The track was too narrow to drive down, so Glenda left her car and ran to find a young woman in a house. She was horrified by what she saw. Lying in agony, Nosipho had inserted a wire coat hanger into her cervix in an attempt to terminate her pregnancy.
Nosipho was bleeding heavily so time was precious. Glenda carried the young woman on her back to her car then drove her to hospital, where they found out that Nosipho had got septicaemia (more commonly known as blood poisoning) as a result of her unsafe abortion. Sadly, Nosipho had lost so much blood and the infection was so severe that she died. Nosipho’s other two other children now have to live without a mother.
Glenda explained: “Nosipho was prepared to take this risk with her health so she could finish her education, get a job and be able to look after the children she had already. I don’t want what happened to Nosipho to happen to anyone else.”
Unfortunately, what Glenda saw isn’t unusual. It’s estimated that around 47,000 women die every year because of unsafe abortions – a staggering 13% of all maternal deaths – and more than 245,000 unsafe abortions are estimated to have taken place in South Africa alone. Women all over the world use extreme measures to end their pregnancy either because the law doesn’t allow them to access safe services, or because they don’t know where to turn for help and support.

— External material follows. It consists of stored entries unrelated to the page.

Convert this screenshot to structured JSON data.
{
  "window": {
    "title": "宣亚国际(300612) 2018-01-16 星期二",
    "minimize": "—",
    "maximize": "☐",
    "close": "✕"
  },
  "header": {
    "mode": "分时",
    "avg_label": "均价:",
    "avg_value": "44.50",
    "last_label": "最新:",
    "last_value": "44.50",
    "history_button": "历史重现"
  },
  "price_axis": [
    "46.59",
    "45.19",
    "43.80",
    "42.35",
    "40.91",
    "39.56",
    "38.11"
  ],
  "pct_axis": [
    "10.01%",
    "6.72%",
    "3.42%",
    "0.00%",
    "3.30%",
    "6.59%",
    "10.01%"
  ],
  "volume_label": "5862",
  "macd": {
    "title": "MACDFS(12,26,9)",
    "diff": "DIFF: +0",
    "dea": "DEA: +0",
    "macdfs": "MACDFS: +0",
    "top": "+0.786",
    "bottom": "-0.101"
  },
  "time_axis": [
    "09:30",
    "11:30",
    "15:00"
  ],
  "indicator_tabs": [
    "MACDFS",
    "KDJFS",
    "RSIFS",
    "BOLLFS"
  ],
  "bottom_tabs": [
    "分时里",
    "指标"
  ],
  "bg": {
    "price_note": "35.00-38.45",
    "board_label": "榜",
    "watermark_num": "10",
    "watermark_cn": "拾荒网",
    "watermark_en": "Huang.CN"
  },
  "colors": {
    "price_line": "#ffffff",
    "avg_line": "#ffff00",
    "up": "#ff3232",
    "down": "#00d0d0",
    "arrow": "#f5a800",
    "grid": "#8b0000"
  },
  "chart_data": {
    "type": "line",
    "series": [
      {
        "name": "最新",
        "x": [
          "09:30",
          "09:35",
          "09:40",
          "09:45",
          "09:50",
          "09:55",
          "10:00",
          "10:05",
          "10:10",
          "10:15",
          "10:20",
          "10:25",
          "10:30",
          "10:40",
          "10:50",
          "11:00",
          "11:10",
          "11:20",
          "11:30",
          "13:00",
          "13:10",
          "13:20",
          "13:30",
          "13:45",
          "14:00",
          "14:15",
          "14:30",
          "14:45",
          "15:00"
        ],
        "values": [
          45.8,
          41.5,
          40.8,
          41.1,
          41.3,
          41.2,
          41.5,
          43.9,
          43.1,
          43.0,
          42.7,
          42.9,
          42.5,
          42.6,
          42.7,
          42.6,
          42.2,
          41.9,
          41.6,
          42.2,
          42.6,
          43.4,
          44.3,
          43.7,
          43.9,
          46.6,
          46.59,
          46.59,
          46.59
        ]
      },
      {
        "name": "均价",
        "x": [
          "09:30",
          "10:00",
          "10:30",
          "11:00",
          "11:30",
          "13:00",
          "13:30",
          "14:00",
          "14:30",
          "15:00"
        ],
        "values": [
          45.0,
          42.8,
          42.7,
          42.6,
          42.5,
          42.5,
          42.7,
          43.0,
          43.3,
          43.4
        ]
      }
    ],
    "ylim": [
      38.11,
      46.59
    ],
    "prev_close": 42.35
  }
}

Increasing access to voluntary family planning
Marie Stopes International is working to reduce unsafe abortion and its consequences by increasing access to voluntary family planning, safe abortion and post-abortion care around the world. In South Africa, nearly 170,000 women and men trusted Marie Stopes International to provide them with sexual and reproductive health services. As a result of these services more than 40,000 unsafe abortions will be averted, and many fewer families like Nosipho’s will be left to cope with the devastating consequences.
“For me, the most important change is that all women, from all walks of life are given proper access to the sexual and reproductive healthcare they need,” said Glenda.